Nous avons délaissé progressivement à l’époque de la Renaissance en Occident le symbolisme magique et religieux pour nous lancer dans l’exploration et la conquête du réel. Nous avons inventé le réalisme de l’espace géométrique, des visages ressemblants, des ombres et de la couleur locale. Nous avons réactivé et développé le rationalisme inventé par les Grecs anciens. Nous avons inventé l’humanisme. Nous avons construit des machines pour transformer le monde, valorisé le travail, l’observation et la science expérimentale, célébré l’individualisme, osé l’athéisme et survalorisé le réel par rapport à l’ailleurs divin qui dominait les siècles précédents. Cette conquête du réel a duré un demi-millénaire. Jusqu’à ce que la science du XXe siècle dématérialise ses objets d’étude, les construise en fichiers numériques, et que tout un chacun se jette dans un monde virtuel, plus intelligent, plus instrumental, plus prometteur, plus euphorique, plus doux aux mains que la dure réalité.
Avec cette nouvelle déclinaison idéaliste d’un monde supérieur, nous avons renvoyé la réalité dans la sombre caverne que décrivait Platon, dans ses chaînes, ses illusions, ses bas-fonds trompeurs. L’intelligence supérieure des eidos - disons aujourd’hui des algorithmes - se situe désormais dans la lumière bleutée de nos écrans cathodiques.

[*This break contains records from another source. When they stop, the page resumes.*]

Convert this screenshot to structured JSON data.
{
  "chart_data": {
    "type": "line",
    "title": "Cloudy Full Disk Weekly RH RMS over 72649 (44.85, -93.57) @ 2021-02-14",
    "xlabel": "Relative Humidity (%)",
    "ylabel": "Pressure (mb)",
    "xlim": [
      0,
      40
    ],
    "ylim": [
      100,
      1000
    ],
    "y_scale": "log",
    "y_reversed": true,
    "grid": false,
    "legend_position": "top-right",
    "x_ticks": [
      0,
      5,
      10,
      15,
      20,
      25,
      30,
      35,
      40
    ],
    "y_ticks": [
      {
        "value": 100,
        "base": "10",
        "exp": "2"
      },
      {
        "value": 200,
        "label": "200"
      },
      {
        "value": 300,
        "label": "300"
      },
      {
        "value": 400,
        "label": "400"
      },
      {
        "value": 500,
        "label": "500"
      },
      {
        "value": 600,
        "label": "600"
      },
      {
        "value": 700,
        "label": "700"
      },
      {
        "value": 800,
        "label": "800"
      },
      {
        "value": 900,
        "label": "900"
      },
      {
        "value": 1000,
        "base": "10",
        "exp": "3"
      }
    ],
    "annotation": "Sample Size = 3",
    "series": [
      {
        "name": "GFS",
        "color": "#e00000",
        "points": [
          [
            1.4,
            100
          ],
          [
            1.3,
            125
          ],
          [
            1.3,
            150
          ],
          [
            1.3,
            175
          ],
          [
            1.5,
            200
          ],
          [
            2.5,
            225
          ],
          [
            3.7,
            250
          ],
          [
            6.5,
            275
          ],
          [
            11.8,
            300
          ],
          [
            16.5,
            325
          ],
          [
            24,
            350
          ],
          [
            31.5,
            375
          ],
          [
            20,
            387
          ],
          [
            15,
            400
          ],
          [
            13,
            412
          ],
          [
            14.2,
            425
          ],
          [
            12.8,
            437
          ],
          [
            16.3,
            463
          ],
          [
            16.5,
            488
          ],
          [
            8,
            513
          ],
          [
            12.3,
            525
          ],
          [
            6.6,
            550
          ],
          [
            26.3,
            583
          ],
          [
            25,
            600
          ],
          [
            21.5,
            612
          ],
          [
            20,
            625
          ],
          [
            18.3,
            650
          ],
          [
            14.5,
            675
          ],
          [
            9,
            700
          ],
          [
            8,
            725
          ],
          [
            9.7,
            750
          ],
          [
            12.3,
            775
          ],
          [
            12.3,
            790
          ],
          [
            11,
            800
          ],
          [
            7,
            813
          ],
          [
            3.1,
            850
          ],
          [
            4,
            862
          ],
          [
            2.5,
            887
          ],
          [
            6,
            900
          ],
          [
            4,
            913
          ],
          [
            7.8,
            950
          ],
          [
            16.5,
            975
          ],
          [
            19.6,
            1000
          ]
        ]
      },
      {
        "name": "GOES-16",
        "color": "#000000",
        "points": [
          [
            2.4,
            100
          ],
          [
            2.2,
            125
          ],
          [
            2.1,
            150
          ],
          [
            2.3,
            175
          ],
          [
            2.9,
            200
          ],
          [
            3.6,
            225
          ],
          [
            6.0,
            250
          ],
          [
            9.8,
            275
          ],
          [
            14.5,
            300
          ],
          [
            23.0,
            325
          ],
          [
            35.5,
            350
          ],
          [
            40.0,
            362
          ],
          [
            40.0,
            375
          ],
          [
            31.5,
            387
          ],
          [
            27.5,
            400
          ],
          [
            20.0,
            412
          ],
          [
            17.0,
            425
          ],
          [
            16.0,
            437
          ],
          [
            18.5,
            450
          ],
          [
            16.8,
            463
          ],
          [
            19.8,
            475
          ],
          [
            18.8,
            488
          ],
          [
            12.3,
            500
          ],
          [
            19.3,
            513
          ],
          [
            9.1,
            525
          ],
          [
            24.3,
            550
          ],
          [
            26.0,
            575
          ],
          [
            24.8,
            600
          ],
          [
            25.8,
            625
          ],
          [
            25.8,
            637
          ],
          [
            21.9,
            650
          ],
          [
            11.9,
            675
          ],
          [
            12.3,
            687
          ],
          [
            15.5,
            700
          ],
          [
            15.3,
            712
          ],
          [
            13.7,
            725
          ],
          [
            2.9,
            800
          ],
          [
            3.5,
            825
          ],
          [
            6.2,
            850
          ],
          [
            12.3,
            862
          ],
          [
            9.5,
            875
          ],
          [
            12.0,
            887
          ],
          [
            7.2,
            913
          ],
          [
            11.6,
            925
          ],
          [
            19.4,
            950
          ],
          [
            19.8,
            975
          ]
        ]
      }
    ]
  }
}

Mais ce n’est là qu’une réactivation du mythe platonicien, qui comporte ses vertus indéniables, mais aussi ses illusions tout aussi indéniables. Pourquoi l’humanité bascule-t-elle toujours d’un pôle à l’autre, d’ici-bas vers un Dieu transcendantal, puis de ce Dieu vers la réalité matérielle, puis à nouveau de cette réalité vers un ailleurs numérique ? Nous sommes hypnotisés par le virtuel aujourd’hui, comme jadis par le ciel divin. Nous en attendons tout. Et nous déclarons le réalisme obsolète. Nous développons de la pensée magique, nous sommes assoiffés de gadgets, de sorcellerie numérique et d’évasion virtuelle.
Il serait prudent d’établir plus lucidement un équilibre moins schizophrénique entre le réalisme et le numérisme. Je ne propose pas de dévaloriser le virtuel, mais d’exercer nos capacités de fascination critique face à l’attraction que nous en ressentons.
Il est nécessaire aujourd’hui, sans plus attendre, de revaloriser le monde réel, qui demeure incontestablement plus extraordinaire, plus surprenant, plus mystérieux, plus difficile à conquérir que le monde virtuel. Plutôt que de les opposer, nous gagnerons beaucoup à conjuguer le réel et le virtuel comme deux mythes qui se complètent nécessairement. Contrairement à la confrontation radicale de l’ici-bas et du ciel divin, que nous avons connu dans l’Occident chrétien, l’âge du numérique appelle à réconcilier le réel et le virtuel, comme le furent le réel et les énergies à l’âge du feu. On ne saurait échapper aux mythes, qui structurent et imagent notre pensée. Mais il est dangereux de s’abandonner à leurs excès. On a vu les effets pervers qui peuvent résulter de cette crédulité pendant les siècles de chrétienté.
C’est cette lucidité que tente d’établir la mythanalyse, non seulement en tentant de déchiffrer nos imaginaires sociaux actuels, mais aussi en nous aidant à mieux évaluer et gérer collectivement nos mythes.